Vileza y redención de un policía


Pocos seres tan viles como El teniente corrupto soberbiamente encarnado por Harvey Keitel en la película dirigida en 1992 por Abel Ferrara. Adicto a las drogas, el juego y el sexo, el teniente sin nombre es un tipo despreciable ajeno a su profesión y centrado en sus vicios y sus más bajos instintos. Ferrara lo retrata sin conmiseración alguna, pero tampoco su figura es ensalzada. El grano logrado por la emulsión fotográfica, aliado con una planificación seca y poco invasiva, potencia el ambiente sórdido en el que se mueve el policía (camellos, putas, violadores, drogadictos…) y las escenas escabrosas de las que es protagonista. La miseria humana desfila sobria ante nuestros ojos, hija de una normalidad espeluznante que si no arrastra a quienes la viven a las cloacas es porque ya están en ellas. Que el teniente busque redimir su conciencia de antiguo católico gracias a una monja que ha sido vejada por dos hombres puede ser un hecho discutible, pero nada mejora o soluciona. La cámara de Ferrara sigue igual de impertérrita para mostrar que al infierno le es indiferente la vida o la muerte.

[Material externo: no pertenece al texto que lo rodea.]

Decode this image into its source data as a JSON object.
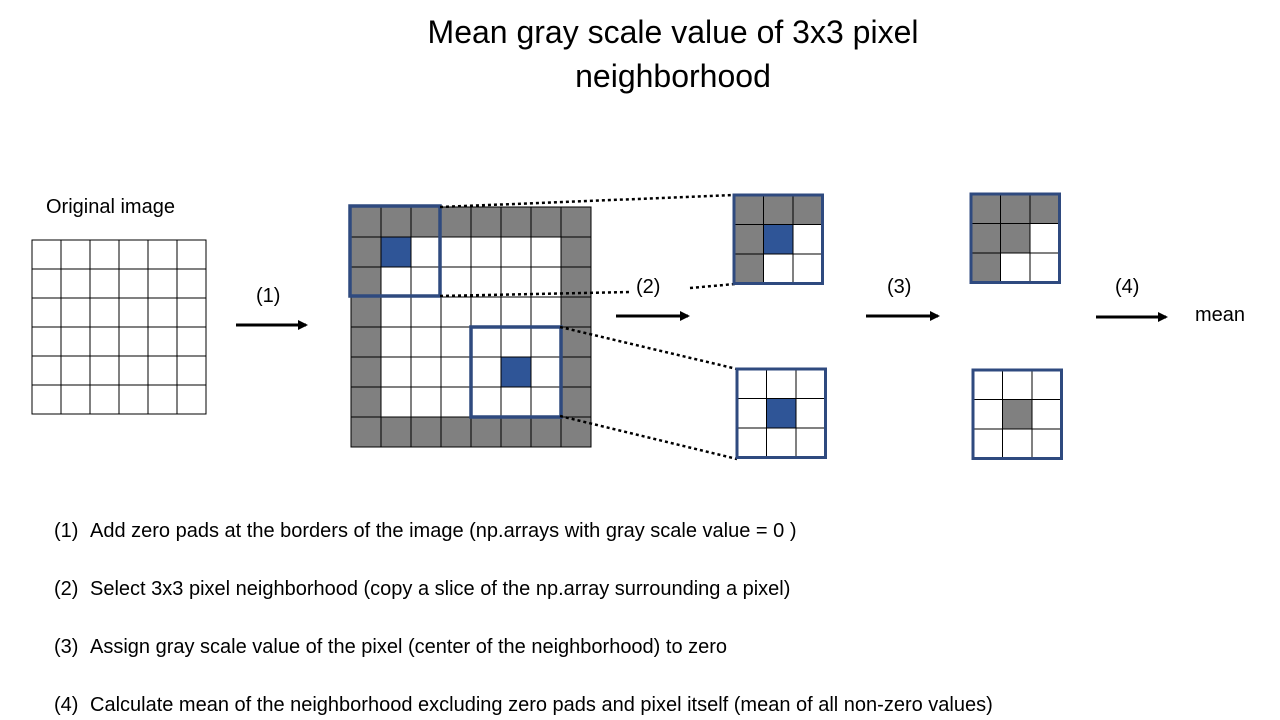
{
  "title": {
    "line1": "Mean gray scale value of 3x3 pixel",
    "line2": "neighborhood"
  },
  "labels": {
    "original_image": "Original image",
    "step1": "(1)",
    "step2": "(2)",
    "step3": "(3)",
    "step4": "(4)",
    "mean": "mean"
  },
  "colors": {
    "pad_gray": "#808080",
    "pixel_blue": "#2F5597",
    "frame_blue": "#2F4A7F",
    "grid_line": "#000000"
  },
  "steps": [
    {
      "number": "(1)",
      "text": "Add zero pads at the borders of the image  (np.arrays with gray scale value = 0 )"
    },
    {
      "number": "(2)",
      "text": "Select 3x3 pixel neighborhood (copy a slice of the np.array surrounding a pixel)"
    },
    {
      "number": "(3)",
      "text": "Assign gray scale value of the pixel (center of the neighborhood) to zero"
    },
    {
      "number": "(4)",
      "text": "Calculate mean of the neighborhood excluding zero pads and pixel itself (mean of all non-zero values)"
    }
  ]
}
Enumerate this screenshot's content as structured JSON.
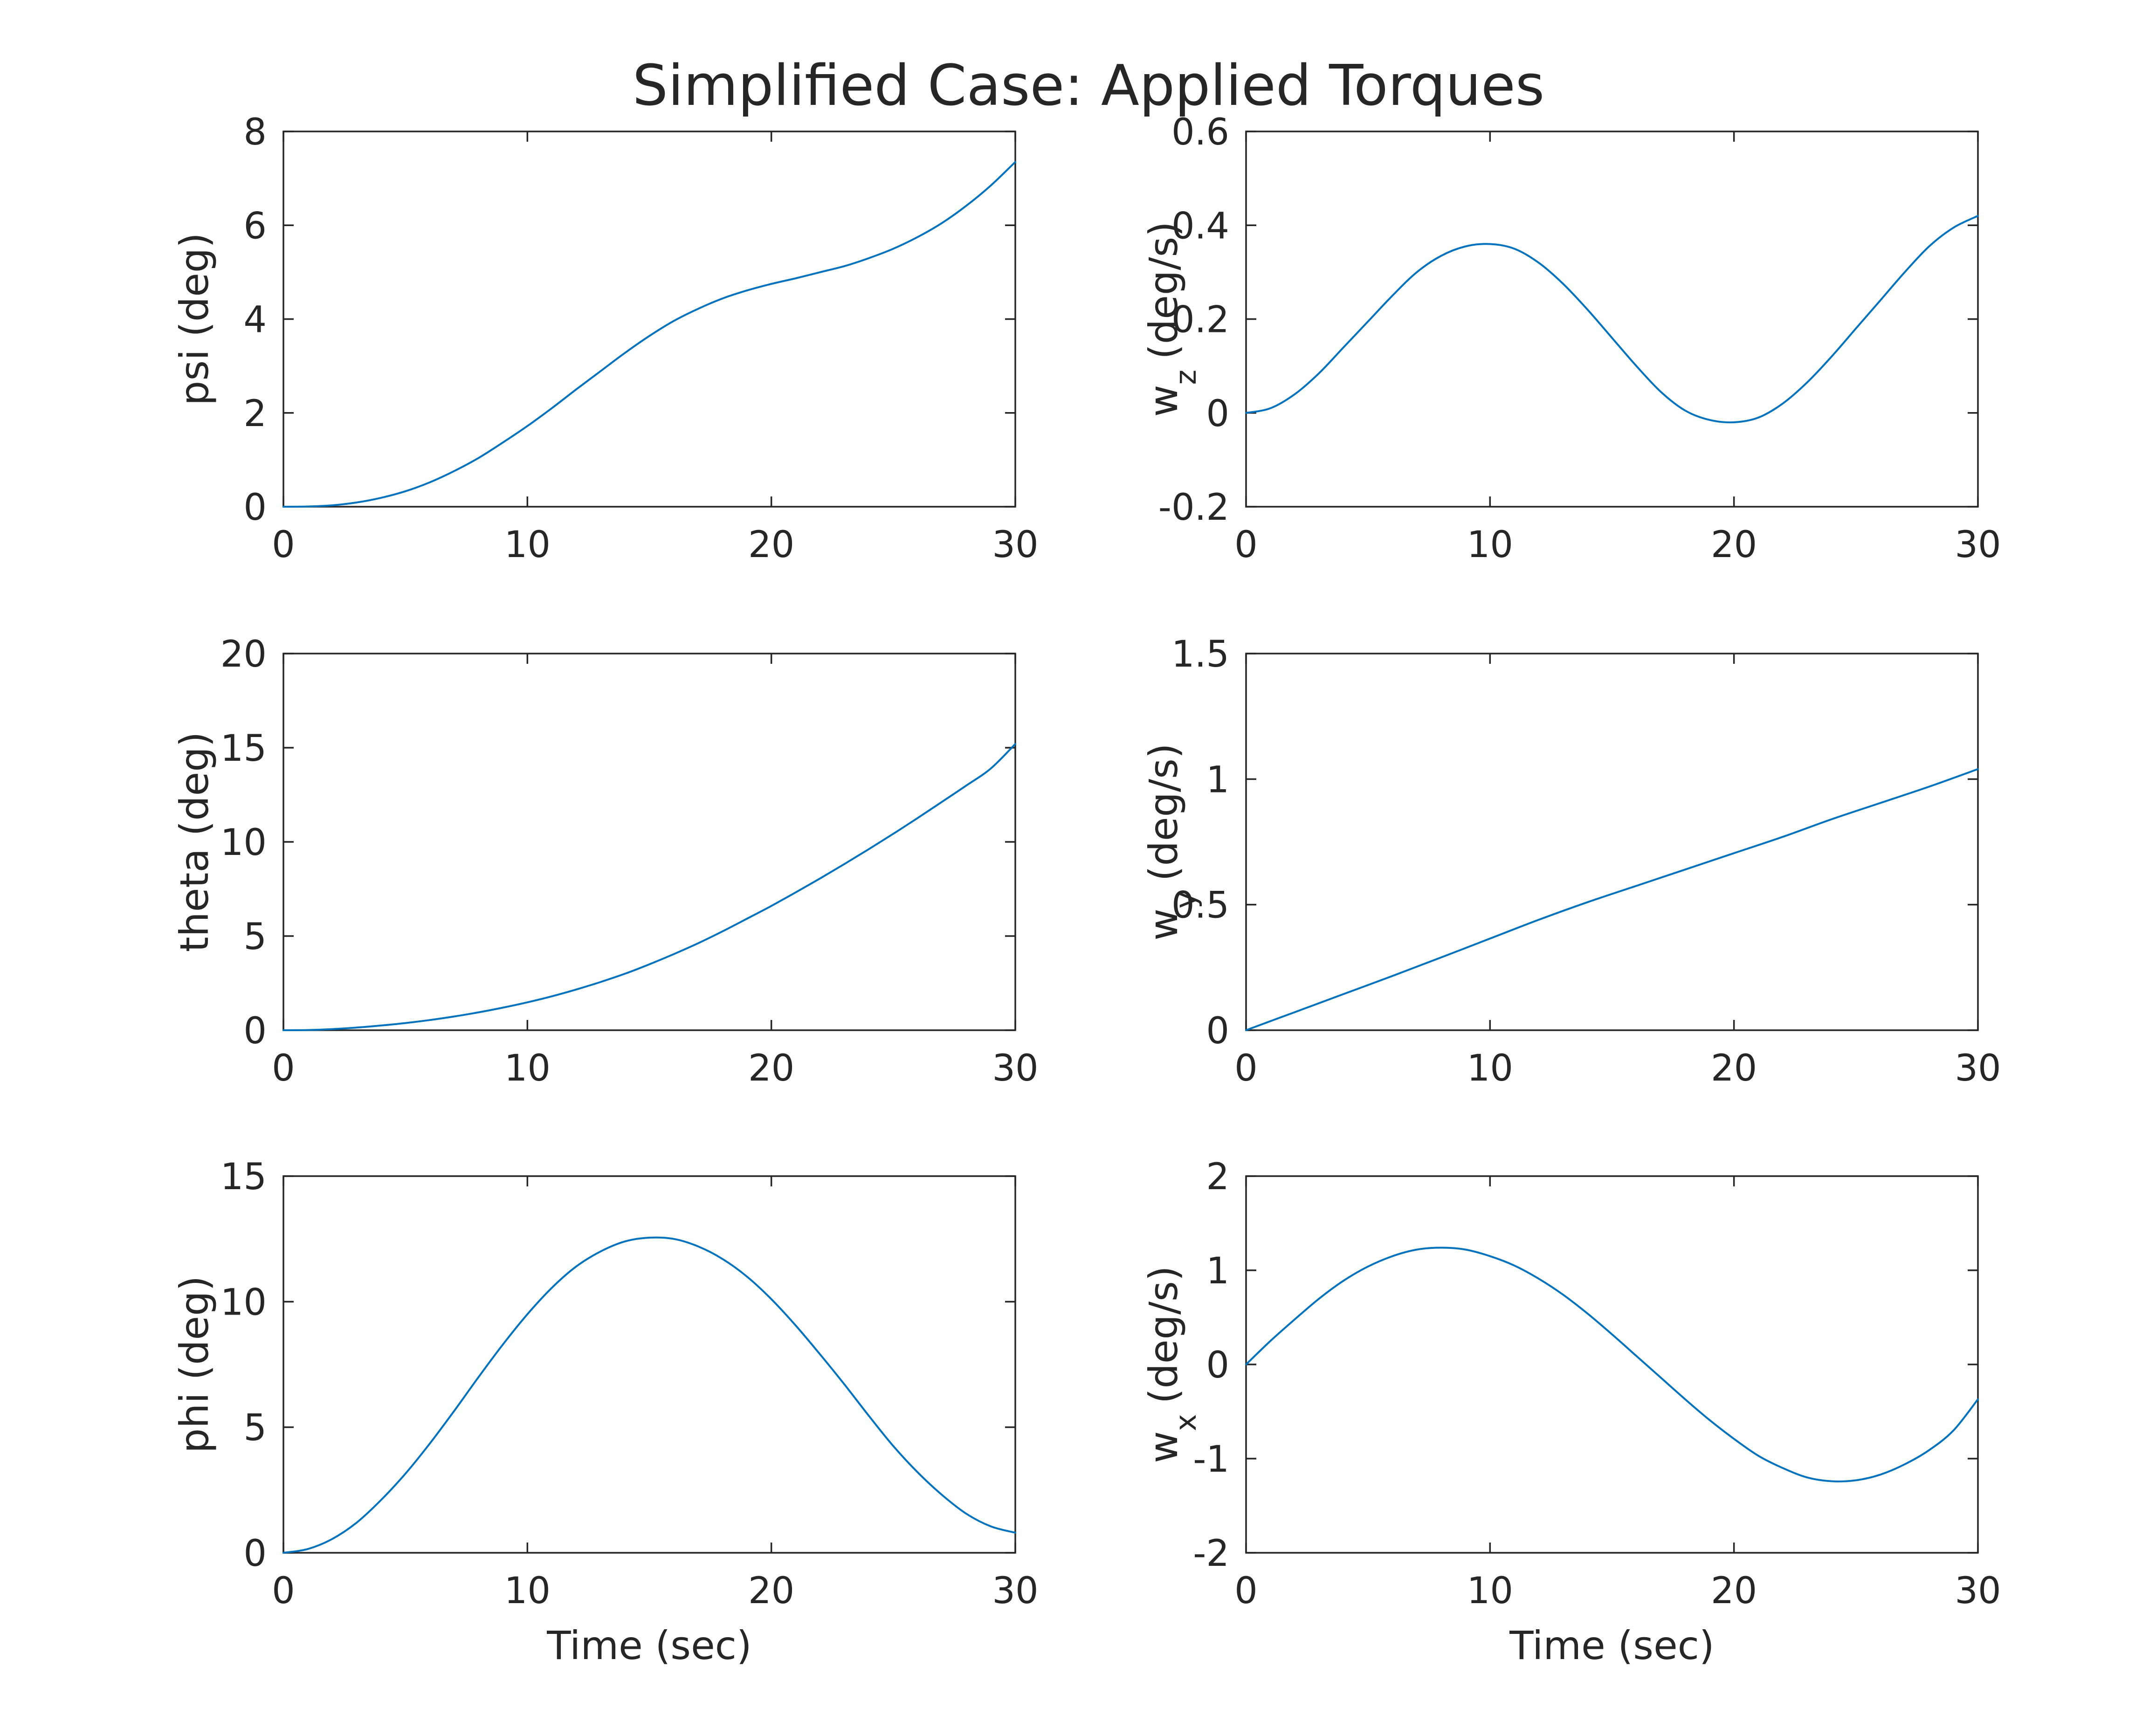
{
  "chart_data": {
    "type": "line",
    "title": "Simplified Case: Applied Torques",
    "line_color": "#0072bd",
    "grid": false,
    "legend": "none",
    "subplots": [
      {
        "id": "psi",
        "ylabel": "psi (deg)",
        "xlabel": "",
        "xlim": [
          0,
          30
        ],
        "ylim": [
          0,
          8
        ],
        "xticks": [
          "0",
          "10",
          "20",
          "30"
        ],
        "yticks": [
          "0",
          "2",
          "4",
          "6",
          "8"
        ],
        "x": [
          0,
          1,
          2,
          3,
          4,
          5,
          6,
          7,
          8,
          9,
          10,
          11,
          12,
          13,
          14,
          15,
          16,
          17,
          18,
          19,
          20,
          21,
          22,
          23,
          24,
          25,
          26,
          27,
          28,
          29,
          30
        ],
        "y": [
          0,
          0.005,
          0.03,
          0.09,
          0.19,
          0.33,
          0.52,
          0.76,
          1.04,
          1.37,
          1.72,
          2.1,
          2.5,
          2.89,
          3.28,
          3.64,
          3.96,
          4.22,
          4.44,
          4.61,
          4.75,
          4.87,
          5.0,
          5.13,
          5.3,
          5.5,
          5.75,
          6.05,
          6.42,
          6.85,
          7.35
        ]
      },
      {
        "id": "wz",
        "ylabel": "w_z (deg/s)",
        "ylabel_main": "w",
        "ylabel_sub": "z",
        "ylabel_unit": "(deg/s)",
        "xlabel": "",
        "xlim": [
          0,
          30
        ],
        "ylim": [
          -0.2,
          0.6
        ],
        "xticks": [
          "0",
          "10",
          "20",
          "30"
        ],
        "yticks": [
          "-0.2",
          "0",
          "0.2",
          "0.4",
          "0.6"
        ],
        "x": [
          0,
          1,
          2,
          3,
          4,
          5,
          6,
          7,
          8,
          9,
          10,
          11,
          12,
          13,
          14,
          15,
          16,
          17,
          18,
          19,
          20,
          21,
          22,
          23,
          24,
          25,
          26,
          27,
          28,
          29,
          30
        ],
        "y": [
          0,
          0.01,
          0.04,
          0.085,
          0.14,
          0.195,
          0.25,
          0.3,
          0.335,
          0.355,
          0.36,
          0.35,
          0.32,
          0.275,
          0.22,
          0.16,
          0.1,
          0.045,
          0.005,
          -0.015,
          -0.02,
          -0.01,
          0.02,
          0.065,
          0.12,
          0.18,
          0.24,
          0.3,
          0.355,
          0.395,
          0.42
        ]
      },
      {
        "id": "theta",
        "ylabel": "theta (deg)",
        "xlabel": "",
        "xlim": [
          0,
          30
        ],
        "ylim": [
          0,
          20
        ],
        "xticks": [
          "0",
          "10",
          "20",
          "30"
        ],
        "yticks": [
          "0",
          "5",
          "10",
          "15",
          "20"
        ],
        "x": [
          0,
          1,
          2,
          3,
          4,
          5,
          6,
          7,
          8,
          9,
          10,
          11,
          12,
          13,
          14,
          15,
          16,
          17,
          18,
          19,
          20,
          21,
          22,
          23,
          24,
          25,
          26,
          27,
          28,
          29,
          30
        ],
        "y": [
          0,
          0.01,
          0.06,
          0.14,
          0.25,
          0.38,
          0.54,
          0.73,
          0.95,
          1.2,
          1.48,
          1.8,
          2.16,
          2.56,
          3.0,
          3.5,
          4.04,
          4.62,
          5.25,
          5.92,
          6.6,
          7.32,
          8.06,
          8.83,
          9.62,
          10.43,
          11.27,
          12.13,
          13.0,
          13.9,
          15.2
        ]
      },
      {
        "id": "wy",
        "ylabel": "w_y (deg/s)",
        "ylabel_main": "w",
        "ylabel_sub": "y",
        "ylabel_unit": "(deg/s)",
        "xlabel": "",
        "xlim": [
          0,
          30
        ],
        "ylim": [
          0,
          1.5
        ],
        "xticks": [
          "0",
          "10",
          "20",
          "30"
        ],
        "yticks": [
          "0",
          "0.5",
          "1",
          "1.5"
        ],
        "x": [
          0,
          2,
          4,
          6,
          8,
          10,
          12,
          14,
          16,
          18,
          20,
          22,
          24,
          26,
          28,
          30
        ],
        "y": [
          0,
          0.072,
          0.144,
          0.216,
          0.29,
          0.365,
          0.44,
          0.51,
          0.575,
          0.64,
          0.705,
          0.77,
          0.84,
          0.905,
          0.97,
          1.04
        ]
      },
      {
        "id": "phi",
        "ylabel": "phi (deg)",
        "xlabel": "Time (sec)",
        "xlim": [
          0,
          30
        ],
        "ylim": [
          0,
          15
        ],
        "xticks": [
          "0",
          "10",
          "20",
          "30"
        ],
        "yticks": [
          "0",
          "5",
          "10",
          "15"
        ],
        "x": [
          0,
          1,
          2,
          3,
          4,
          5,
          6,
          7,
          8,
          9,
          10,
          11,
          12,
          13,
          14,
          15,
          16,
          17,
          18,
          19,
          20,
          21,
          22,
          23,
          24,
          25,
          26,
          27,
          28,
          29,
          30
        ],
        "y": [
          0,
          0.15,
          0.55,
          1.2,
          2.1,
          3.15,
          4.35,
          5.65,
          7.0,
          8.3,
          9.5,
          10.55,
          11.4,
          12.0,
          12.4,
          12.55,
          12.5,
          12.2,
          11.7,
          11.0,
          10.1,
          9.05,
          7.9,
          6.7,
          5.45,
          4.25,
          3.2,
          2.3,
          1.55,
          1.05,
          0.8
        ]
      },
      {
        "id": "wx",
        "ylabel": "w_x (deg/s)",
        "ylabel_main": "w",
        "ylabel_sub": "x",
        "ylabel_unit": "(deg/s)",
        "xlabel": "Time (sec)",
        "xlim": [
          0,
          30
        ],
        "ylim": [
          -2,
          2
        ],
        "xticks": [
          "0",
          "10",
          "20",
          "30"
        ],
        "yticks": [
          "-2",
          "-1",
          "0",
          "1",
          "2"
        ],
        "x": [
          0,
          1,
          2,
          3,
          4,
          5,
          6,
          7,
          8,
          9,
          10,
          11,
          12,
          13,
          14,
          15,
          16,
          17,
          18,
          19,
          20,
          21,
          22,
          23,
          24,
          25,
          26,
          27,
          28,
          29,
          30
        ],
        "y": [
          0,
          0.25,
          0.48,
          0.7,
          0.89,
          1.04,
          1.15,
          1.22,
          1.24,
          1.22,
          1.15,
          1.05,
          0.91,
          0.74,
          0.54,
          0.32,
          0.09,
          -0.14,
          -0.37,
          -0.59,
          -0.79,
          -0.97,
          -1.1,
          -1.2,
          -1.24,
          -1.23,
          -1.17,
          -1.06,
          -0.91,
          -0.7,
          -0.37
        ]
      }
    ]
  }
}
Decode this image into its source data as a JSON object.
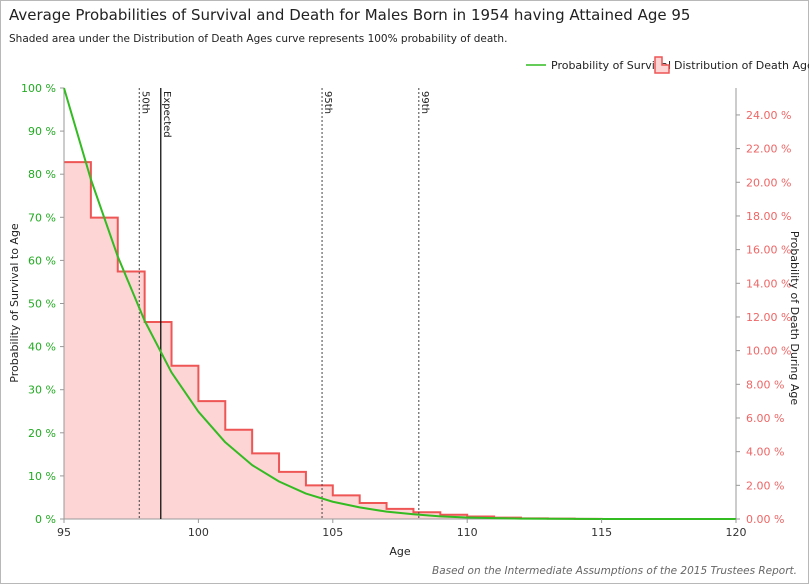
{
  "title": "Average Probabilities of Survival and Death for Males Born in 1954 having Attained Age 95",
  "subtitle": "Shaded area under the Distribution of Death Ages curve represents 100% probability of death.",
  "footer": "Based on the Intermediate Assumptions of the 2015 Trustees Report.",
  "colors": {
    "survival": "#33bb22",
    "death_line": "#ee5555",
    "death_fill": "#fdd5d5",
    "left_axis": "#22aa22",
    "right_axis": "#ee6666"
  },
  "chart_data": {
    "type": "line",
    "xlabel": "Age",
    "ylabel_left": "Probability of Survival to Age",
    "ylabel_right": "Probability of Death During Age",
    "xlim": [
      95,
      120
    ],
    "ylim_left": [
      0,
      100
    ],
    "ylim_right": [
      0,
      25.6
    ],
    "x_ticks": [
      "95",
      "100",
      "105",
      "110",
      "115",
      "120"
    ],
    "y_left_ticks": [
      "0 %",
      "10 %",
      "20 %",
      "30 %",
      "40 %",
      "50 %",
      "60 %",
      "70 %",
      "80 %",
      "90 %",
      "100 %"
    ],
    "y_right_ticks": [
      "0.00 %",
      "2.00 %",
      "4.00 %",
      "6.00 %",
      "8.00 %",
      "10.00 %",
      "12.00 %",
      "14.00 %",
      "16.00 %",
      "18.00 %",
      "20.00 %",
      "22.00 %",
      "24.00 %"
    ],
    "legend": {
      "position": "top-right",
      "items": [
        "Probability of Survival",
        "Distribution of Death Ages"
      ]
    },
    "series": [
      {
        "name": "Probability of Survival",
        "x": [
          95,
          96,
          97,
          98,
          99,
          100,
          101,
          102,
          103,
          104,
          105,
          106,
          107,
          108,
          109,
          110,
          111,
          112,
          113,
          114,
          115,
          116,
          117,
          118,
          119,
          120
        ],
        "values": [
          100,
          78.8,
          60.9,
          46.0,
          34.0,
          24.9,
          17.8,
          12.5,
          8.7,
          5.9,
          4.0,
          2.7,
          1.7,
          1.1,
          0.6,
          0.35,
          0.2,
          0.1,
          0.05,
          0.02,
          0.01,
          0,
          0,
          0,
          0,
          0
        ]
      },
      {
        "name": "Distribution of Death Ages",
        "x": [
          95,
          96,
          97,
          98,
          99,
          100,
          101,
          102,
          103,
          104,
          105,
          106,
          107,
          108,
          109,
          110,
          111,
          112,
          113,
          114,
          115,
          116,
          117,
          118,
          119
        ],
        "values": [
          21.2,
          17.9,
          14.7,
          11.7,
          9.1,
          7.0,
          5.3,
          3.9,
          2.8,
          2.0,
          1.4,
          0.95,
          0.6,
          0.4,
          0.25,
          0.15,
          0.08,
          0.04,
          0.02,
          0.01,
          0,
          0,
          0,
          0,
          0
        ]
      }
    ],
    "markers": [
      {
        "label": "50th",
        "x": 97.8,
        "style": "dotted"
      },
      {
        "label": "Expected",
        "x": 98.6,
        "style": "solid"
      },
      {
        "label": "95th",
        "x": 104.6,
        "style": "dotted"
      },
      {
        "label": "99th",
        "x": 108.2,
        "style": "dotted"
      }
    ]
  }
}
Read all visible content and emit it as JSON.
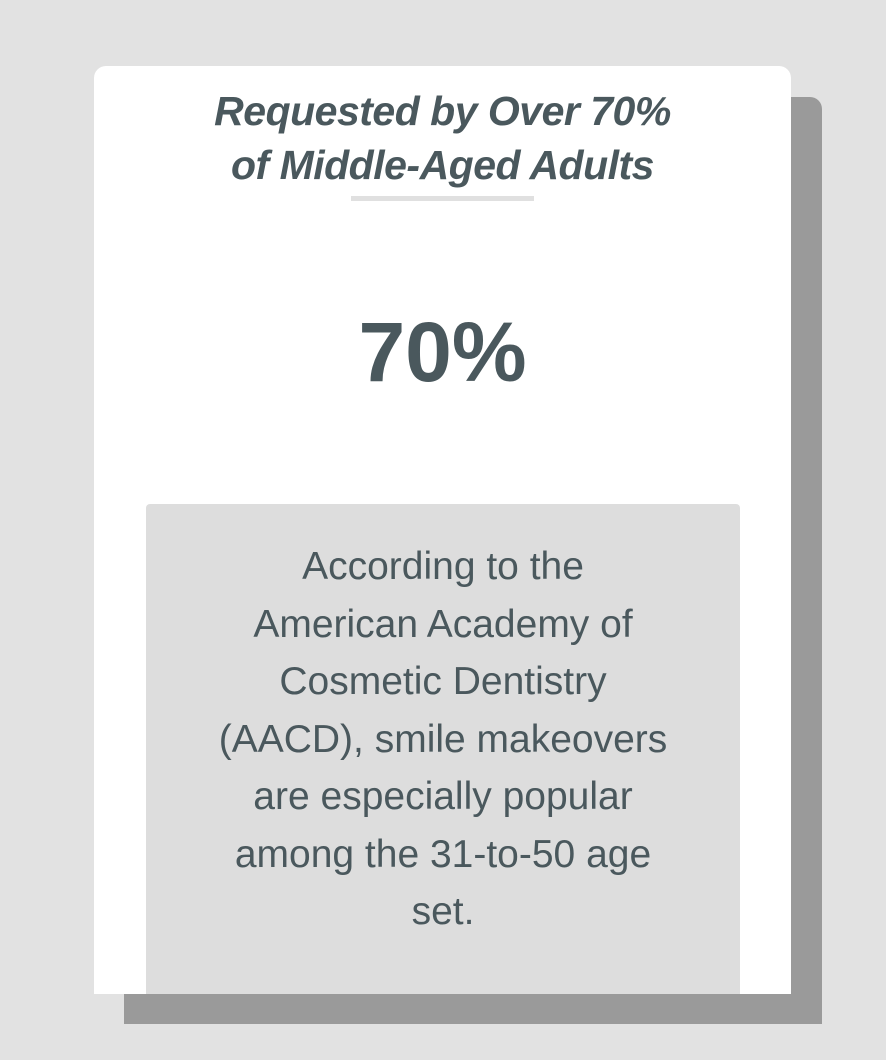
{
  "heading": {
    "lines": [
      "Requested by Over 70%",
      "of Middle-Aged Adults"
    ]
  },
  "stat": {
    "value": "70%"
  },
  "description": {
    "lines": [
      "According to the",
      "American Academy of",
      "Cosmetic Dentistry",
      "(AACD), smile makeovers",
      "are especially popular",
      "among the 31-to-50 age",
      "set."
    ]
  },
  "colors": {
    "text": "#4a585d",
    "background": "#e2e2e2",
    "card": "#ffffff",
    "shadow": "#9a9a9a",
    "text_box": "#dddddd"
  }
}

Considerada su mejor obra (desde luego es superior a las otras cuatro películas que yo he visto de él, todas posteriores y de la misma década: Body Snatchers, The Addiction, The Funeral, The Blackout), la cinta de Ferrara debe su categoría, por encima de su notable puesta en escena, a la actuación de Harvey Keitel (o el nihilismo hecho carne), quien se consolidará como uno de los grandes intérpretes de su generación tres años más tarde, al trabajar para Wayne Wanng y Theo Angelopoulos, respectivamente, en la brillante Smoke y en la extraordinaria La mirada de Ulises. El único defecto que achacar a El teniente corrupto sería todo lo relacionado con la agresión sexual sufrida por la religiosa y el acto de redención a ella vinculada. No es que no encaje en la trama o no me cuadre con el carácter del policía (no soy ni quiero ser psicólogo), sino que no me convence la manera en la que es mostrado. Las imágenes de la violación, el interrogatorio a la monja o el arrepentimiento de nuestro hombre en la iglesia tienen un aire de irrealidad —buscado ex profeso con toda seguridad— que no encajan con el tono sucio, callejero y realista del resto del largometraje; merma ésta que hace que no hablemos de una obra maestra, sino de un trabajo muy bueno de un director que, aquí por lo menos, no deja indiferente al espectador. Dureza, dureza y más dureza.